MPs want action to be taken against SABC executives who continue to appeal court matters and enter into contracts despite the ongoing inquiry into the broadcaster’s affairs.
The special parliamentary committee probing the SABC met yesterday and MPs across the political spectrum voiced concern over what they termed “reckless” behaviour by SABC executives.
The matter was brought up by ANC MP Jabu Mahlangu, who questioned the decision by SABC to challenge the court’s decision to set aside Hlaudi Motsoeneng’s appointment at the national broadcaster.
Mahlangu said under normal circumstances such a decision would be taken by a board of directors, but there was no board at the SABC.

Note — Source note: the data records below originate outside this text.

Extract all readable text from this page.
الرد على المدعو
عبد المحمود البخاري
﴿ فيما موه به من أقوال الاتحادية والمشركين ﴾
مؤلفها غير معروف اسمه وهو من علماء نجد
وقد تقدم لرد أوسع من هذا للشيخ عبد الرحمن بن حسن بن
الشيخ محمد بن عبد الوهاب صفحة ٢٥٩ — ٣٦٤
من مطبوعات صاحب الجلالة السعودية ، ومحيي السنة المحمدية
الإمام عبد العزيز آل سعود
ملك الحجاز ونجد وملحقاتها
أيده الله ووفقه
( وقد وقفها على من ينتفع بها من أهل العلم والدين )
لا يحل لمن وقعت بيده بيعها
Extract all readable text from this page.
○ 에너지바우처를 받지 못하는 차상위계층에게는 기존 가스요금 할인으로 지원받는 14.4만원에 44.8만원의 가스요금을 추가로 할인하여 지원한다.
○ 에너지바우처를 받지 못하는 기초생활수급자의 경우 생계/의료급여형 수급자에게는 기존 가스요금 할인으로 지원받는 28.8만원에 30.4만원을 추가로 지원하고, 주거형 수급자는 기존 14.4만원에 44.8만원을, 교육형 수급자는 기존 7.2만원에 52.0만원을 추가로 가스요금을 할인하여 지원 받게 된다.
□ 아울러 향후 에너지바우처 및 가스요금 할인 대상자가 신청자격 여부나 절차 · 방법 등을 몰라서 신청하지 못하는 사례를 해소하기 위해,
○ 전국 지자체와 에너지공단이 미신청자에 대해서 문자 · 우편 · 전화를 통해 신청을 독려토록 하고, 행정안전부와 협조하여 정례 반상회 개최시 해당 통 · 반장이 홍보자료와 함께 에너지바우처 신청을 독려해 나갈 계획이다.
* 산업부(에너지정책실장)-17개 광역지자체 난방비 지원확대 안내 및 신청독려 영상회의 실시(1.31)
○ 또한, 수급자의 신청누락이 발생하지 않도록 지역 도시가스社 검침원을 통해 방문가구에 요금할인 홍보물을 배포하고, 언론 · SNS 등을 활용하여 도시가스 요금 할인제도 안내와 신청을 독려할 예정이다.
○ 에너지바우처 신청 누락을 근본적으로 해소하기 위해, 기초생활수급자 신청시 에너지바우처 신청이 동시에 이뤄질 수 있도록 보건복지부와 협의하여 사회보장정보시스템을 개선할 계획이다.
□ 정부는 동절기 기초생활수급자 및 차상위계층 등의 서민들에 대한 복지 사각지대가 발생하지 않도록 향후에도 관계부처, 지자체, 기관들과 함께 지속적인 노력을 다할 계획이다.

He said he didn’t understand how the SABC would deal with such a matter while the Parliament’s ad hoc committee into the affairs of the SABC was dealing with the same matter and had discussed it in the presence of SABC leadership in December.
“This is a very, very serious concern as to what is happening at the SABC, what are we dealing with in that space.”
Mahlangu said the committee would have to make very serious decisions because there was a question of accountability that needed to be satisfied.
“It is time that either Parliament takes a decision or as we enact law, we make it clear that when people take reckless decisions, like the one at the SABC, they should pay out of their own pockets,” said Mahlangu.
“We cannot allow a situation where public funds are just used recklessly by people employed by the state.
“As we were going through this process, the officials of the SABC were part of this meeting, they know the heartbeat of this committee about a range of things; but they go out of here and do exactly the things we are reflecting on,” Mahlangu said.
Another ANC MP, Patrick Chauke, said the portfolio committee that oversaw the SABC should have stopped the broadcaster from going to court.
“When the portfolio committee fails to discharge its duties, then it becomes a problem,” said Chauke.
He said there were contracts “happening at the SABC fraudulently, as we speak”.
Chauke said “the so-called executive at the SABC” were undermining the parliamentary process.
“It’s a clear demonstration that they don’t care. But I want to make it clear that action will be taken; that come will come,” he vowed.
The Times newspaper reported this week that the SABC entered into contracts around Christmas despite the parliamentary probe into the corporation.
Lack of faith
The Inkatha Freedom Party’s Narend Singh accused the SABC executives of not acting in good faith.
“While we are dealing with all the issues here, there seems to be no good faith from certain members of the SABC,” he said.
Singh cited reported comments made by SABC spokesman Kaizer Kganyago in the media, about how the SABC would not change its policies “no matter who says what”.
“I think they need to be told to act in good faith and not treat this committee with contempt,” said Singh.
The Economic Freedom Fighters’ Fana Mokoena wanted Communications Minister Faith Muthambi to get an explanation from the remaining SABC board of executives as to why they continue to take the “terrible decisions” they are taking at the SABC.
The committee, as proposed by the Democratic Alliance’s Phumzile van Damme, felt the matter should be referred to the communications committee, which is responsible with overseeing the SABC.
The SABC inquiry is expecting submissions to its draft report by tomorrow’s deadline. Only five submissions had been made by yesterday – by the so called SABC8 group of journalists, Phil Molefe, SABC presenter Dumile Mateza, the broadcaster’s former head of technology Sipho Masinga and a public relations company, Foxton.
The committee will meet again next Tuesday.